Model.cuda() takes long time, is it normal?

I use resnet50 + upsampling as my network.
model = resnet50_up()
And I want to use GPU, so I add the code:
model = model.cuda()

But it takes really really long time. I just want to know, is it normal because I use resnet50?
Besides, these code below:
import torch
from datetime import datetime

for i in range(10):
x = torch.randn(10, 10, 10, 10) # similar timings regardless of the tensor size
t1 =
print(i, - t1)

It also takes me some time.
I am so confused…

I use anaconda install the Pytorch, the version is 0.3.0. The system is Titan Xp.
cuda 8.0 cudnn 7.0.5.


The first time you use any cuda call, it needs to initialize all the different cuda states. That takes some time.

1 Like

@albanD What has changed? The first cuda call now takes 1.8 GB of RAM and 500 MB of VRAM. Is it normal?

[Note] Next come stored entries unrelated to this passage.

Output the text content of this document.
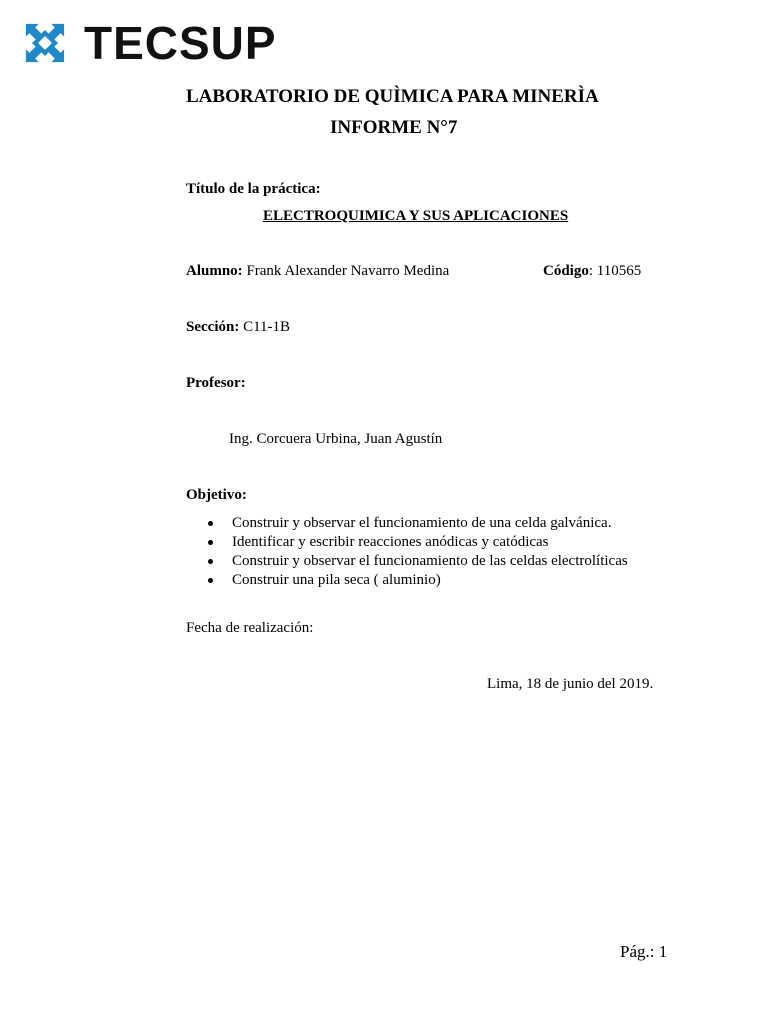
TECSUP
LABORATORIO DE QUÌMICA PARA MINERÌA
INFORME N°7
Título de la práctica:
ELECTROQUIMICA Y SUS APLICACIONES
Alumno: Frank Alexander Navarro Medina	Código: 110565
Sección: C11-1B
Profesor:
Ing. Corcuera Urbina, Juan Agustín
Objetivo:
Construir y observar el funcionamiento de una celda galvánica.
Identificar y escribir reacciones anódicas y catódicas
Construir y observar el funcionamiento de las celdas electrolíticas
Construir una pila seca ( aluminio)
Fecha de realización:
Lima, 18 de junio del 2019.
Pág.: 1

Someone told me that the Pytorch version should upgrade to 0.3.1, and it will be faster. And I upgraded, it is really faster than before!

What changed when? What is this cuda call doing? nothing special has changed in cuda initialization in a while except in 0.3.1 iirc.

@albanD even a simple torch.tensor(0).to('cuda') allocates that space if it is the first cuda call.

On my machine with a single GPU, cuda init space takes ~300MB on the gpu. If you have more, I think it takes a bit more because of the possible p2p between devices. That is expected.